•Cost of imports to increase amid rising month-on-month inflation which hit 9.6% in October, from 9.2% in September.
•IMF funds are however expected to support the shilling.
The Kenyan shilling has hit a new record low against the US dollar with an expected further slump on continued external pressures.
The local currency weakened to 122.06 on Thursday before slightly gaining to 122.03 on Friday, as demand for the dollar from the manufacturing and energy sectors showed little sign of abating.
This now adds pressure on households as the cost of imports is set to increase, amid rising month-on-month inflation which hit 9.6 per cent in October, from 9.2 per cent in September.
It was the steepest inflation rate since May of 2017, breaching the upper limit of the central bank’s target range of between 2.5 per cent and 7.5 per cent for the fifth month.
The overall inflation was largely driven by prices of food and non-alcoholic beverages, transportation and housing and utilities, with Kenya remaining a net importer.
“Rising inflation led by higher food and fuel prices is denting economic activity, especially for small businesses which are forced to absorb the high input costs at the same time as declining consumer spending,” notes Terry Karanja, senior treasury associate, AZA Finance.
According to the currency trading solutions provider, incoming IMF funds are however expected to support the shilling.
The government is expected to receive $433 million (Sh 52.8 billion) from the IMF as part of the $2.34 billion (Sh285.6 billion) loan facility agreed last year.
The funds will help to cover external financing needs, which have been strained by drought and challenging global financing conditions.
“We expect the IMF funding and adequate forex reserves to support the shilling in the week ahead,” Karanja said.
The US fed has continued to signal an aggressive rate stance as it seeks to tame inflation which is working against global currencies, among them the shilling.
The Central Bank of Kenya’s Monetary Policy Committee (MPC) in September
raised the base lending rate from 7.50 per cent to 8.25 percent as part of measures to stabilise the shilling and address the rising inflation.
Experts expect the shilling to stabilise as the tourism busy month of December approaches, pointing towards higher foreign currency inflows.
"With energy costs at record highs in Europe, the government must work with the private sector to package affordable holidays for those affected by cold weather,” Financial Risk Analyst Mihr Thakar said.

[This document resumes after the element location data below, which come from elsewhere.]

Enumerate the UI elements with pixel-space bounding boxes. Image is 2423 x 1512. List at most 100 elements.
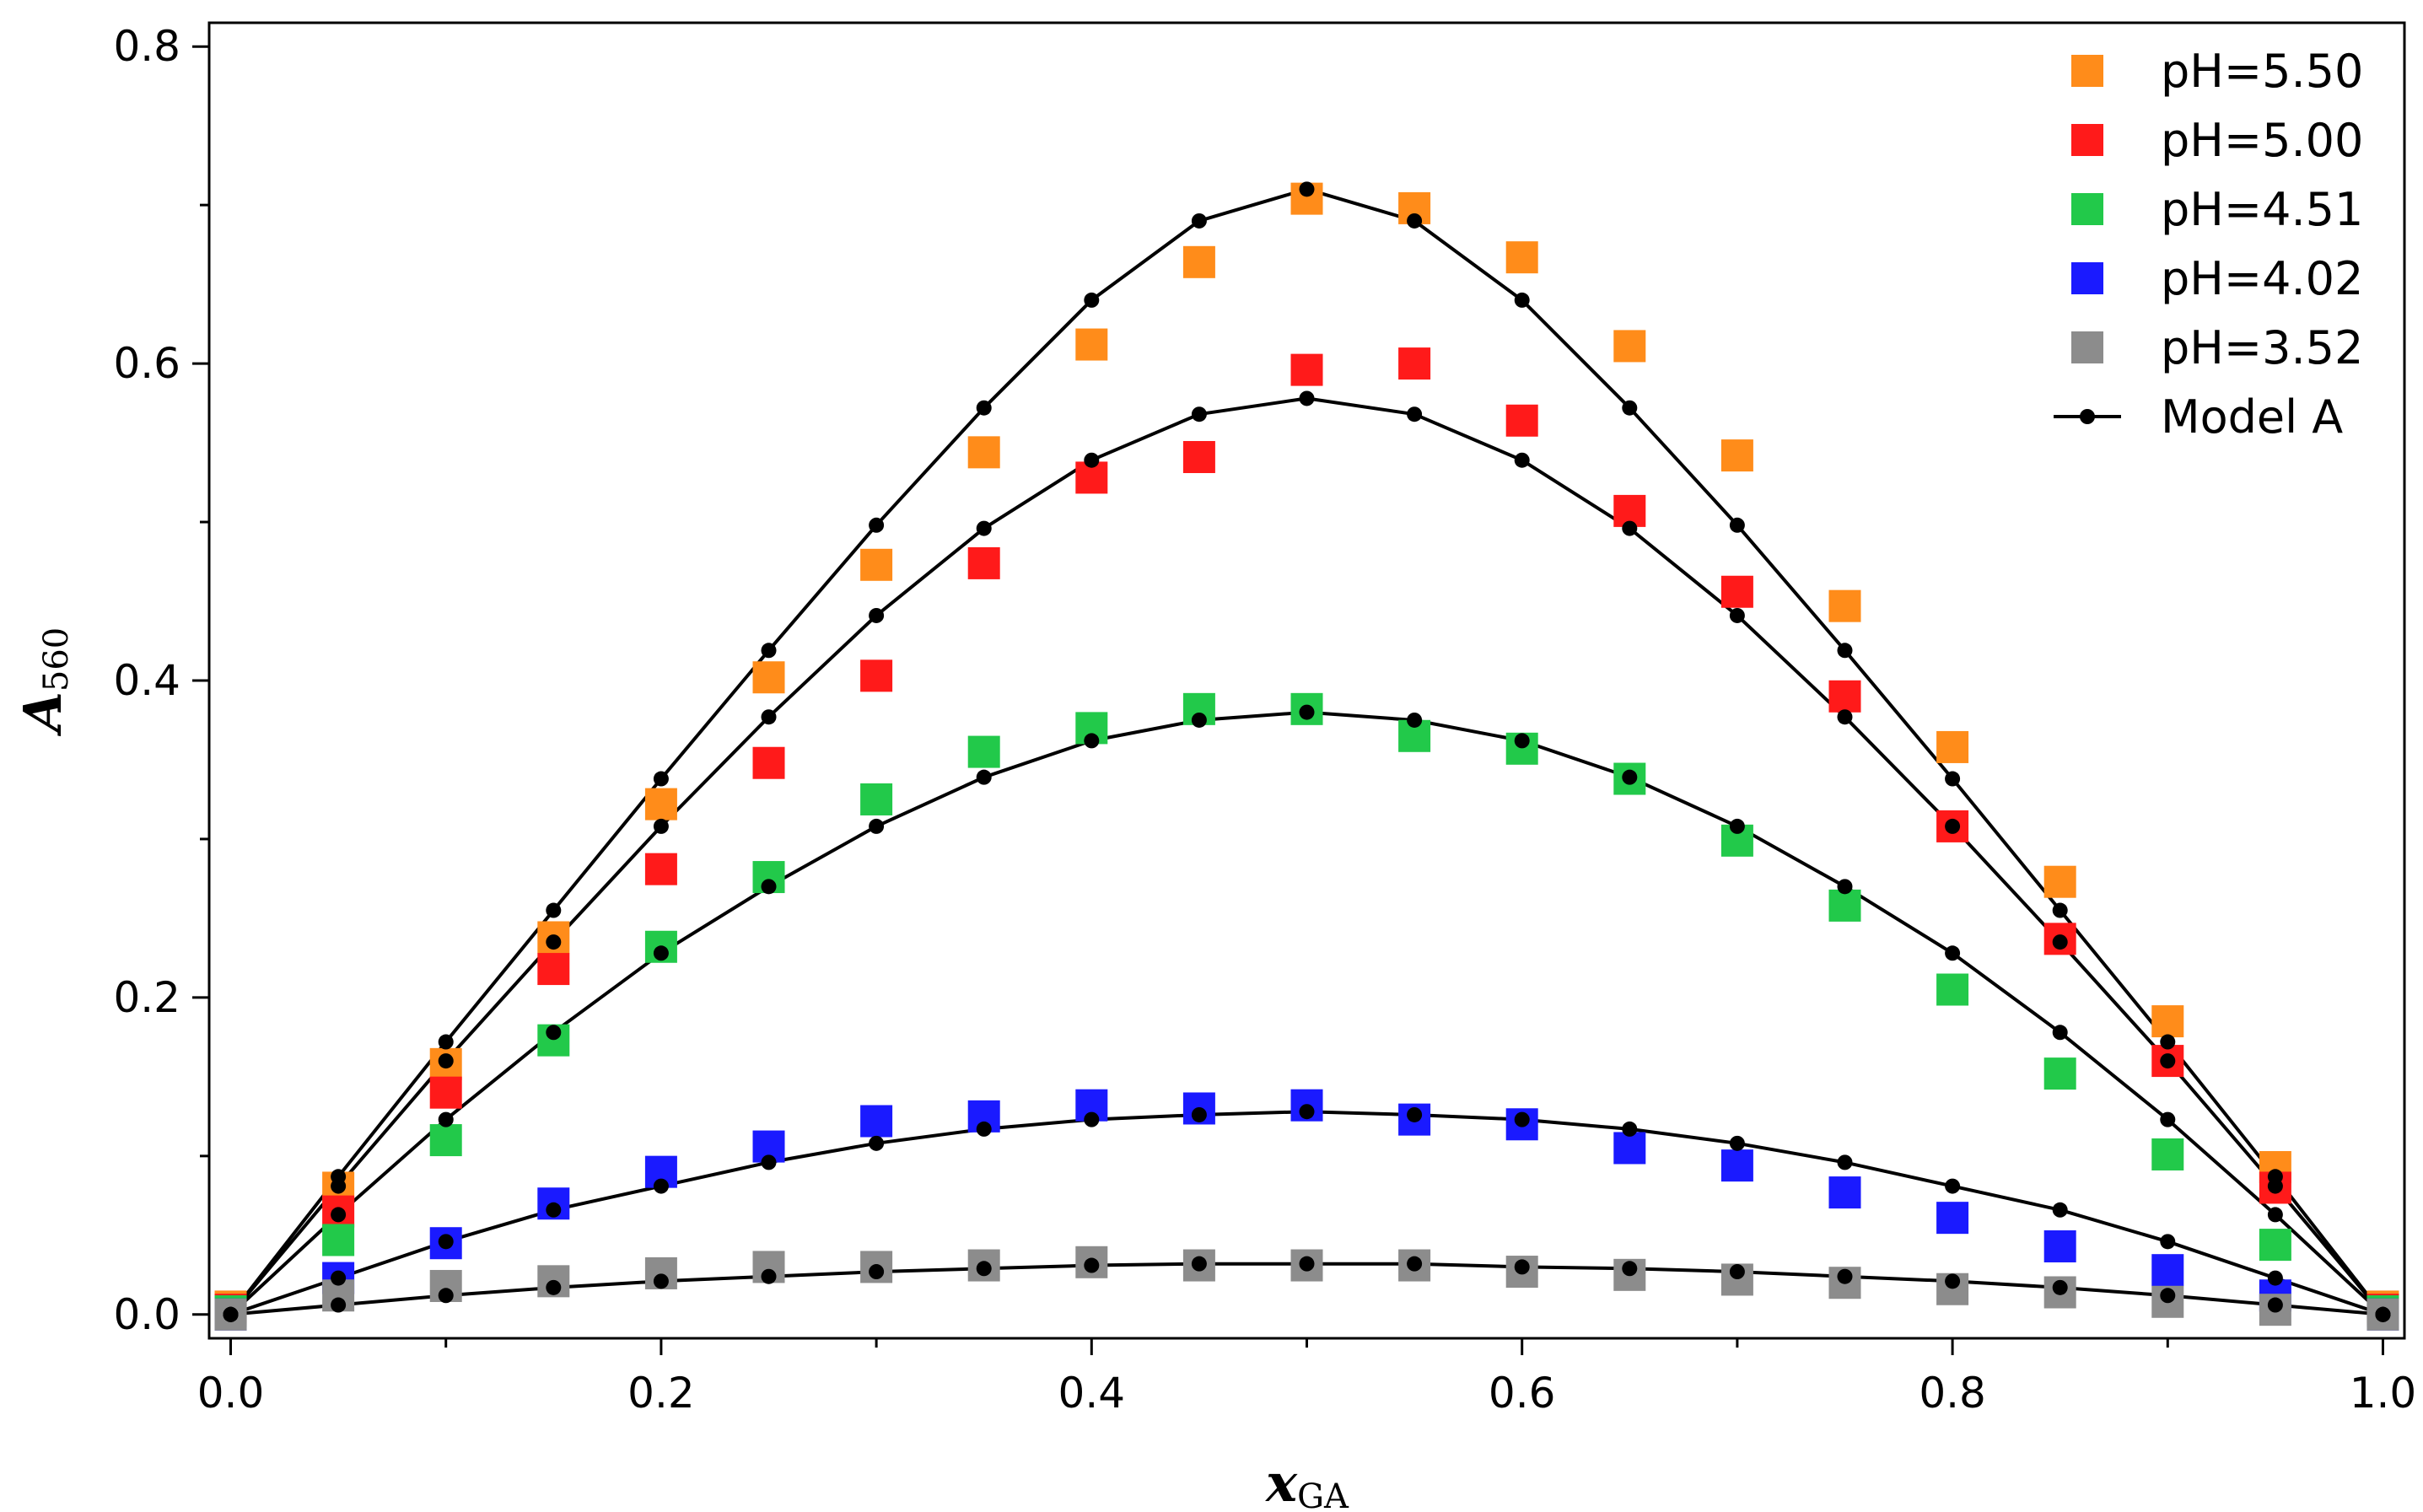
model-curve — [229, 710, 2384, 1316]
model-point — [1299, 1256, 1315, 1272]
model-point — [2160, 1288, 2176, 1304]
model-point — [1622, 769, 1638, 785]
x-tick-label: 1.0 — [2350, 1369, 2417, 1418]
model-point — [761, 879, 777, 895]
x-tick-label: 0.2 — [627, 1369, 695, 1418]
model-point — [2160, 1053, 2176, 1069]
model-point — [331, 1297, 347, 1313]
model-point — [976, 1121, 992, 1137]
legend-label: pH=4.02 — [2161, 252, 2363, 305]
model-point — [653, 1273, 669, 1289]
model-point — [1191, 712, 1207, 728]
model-point — [438, 1234, 454, 1250]
model-point — [1514, 1111, 1530, 1127]
model-point — [869, 607, 885, 623]
data-point — [2043, 865, 2076, 898]
model-point — [1837, 709, 1853, 725]
y-tick-label: 0.8 — [113, 22, 180, 71]
model-point — [1407, 1256, 1423, 1272]
data-point — [860, 659, 893, 692]
data-point — [1182, 440, 1215, 473]
data-point — [2259, 1229, 2291, 1262]
model-point — [1299, 390, 1315, 406]
legend-swatch — [2071, 331, 2103, 363]
legend-swatch — [2071, 124, 2103, 156]
data-point — [2043, 1230, 2076, 1262]
model-point — [1084, 733, 1100, 749]
model-point — [869, 1135, 885, 1151]
x-tick-label: 0.4 — [1058, 1369, 1126, 1418]
model-point — [1622, 1121, 1638, 1137]
data-point — [1613, 1132, 1646, 1165]
data-point — [1828, 889, 1861, 922]
model-point — [1837, 879, 1853, 895]
model-point — [1514, 452, 1530, 468]
legend-swatch — [2071, 55, 2103, 87]
y-axis-label: A560 — [12, 627, 76, 736]
model-point — [1407, 406, 1423, 422]
data-markers — [214, 182, 2399, 1331]
model-point — [653, 818, 669, 834]
model-point — [546, 1202, 562, 1218]
model-point — [1299, 181, 1315, 197]
data-point — [860, 548, 893, 581]
y-axis-ticks: 0.0 0.2 0.4 0.6 0.8 — [113, 22, 209, 1339]
model-point — [1191, 213, 1207, 229]
model-point — [438, 1053, 454, 1069]
model-point — [438, 1111, 454, 1127]
model-point — [653, 1178, 669, 1194]
model-curve — [229, 396, 2385, 1316]
data-point — [537, 953, 570, 986]
model-point — [546, 1025, 562, 1041]
model-point — [2160, 1111, 2176, 1127]
model-point — [1729, 818, 1745, 834]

The shilling has shed some 7.9 per cent of its value against the US dollar in the year to date.
A weak shilling means an increase in the cost of goods as importers and manufacturers move to pass the higher import bill to consumers, for both raw materials and finished goods.
This adds up to production and transport costs which local players say have added to the cost of doing business, with consumers having to pay the price.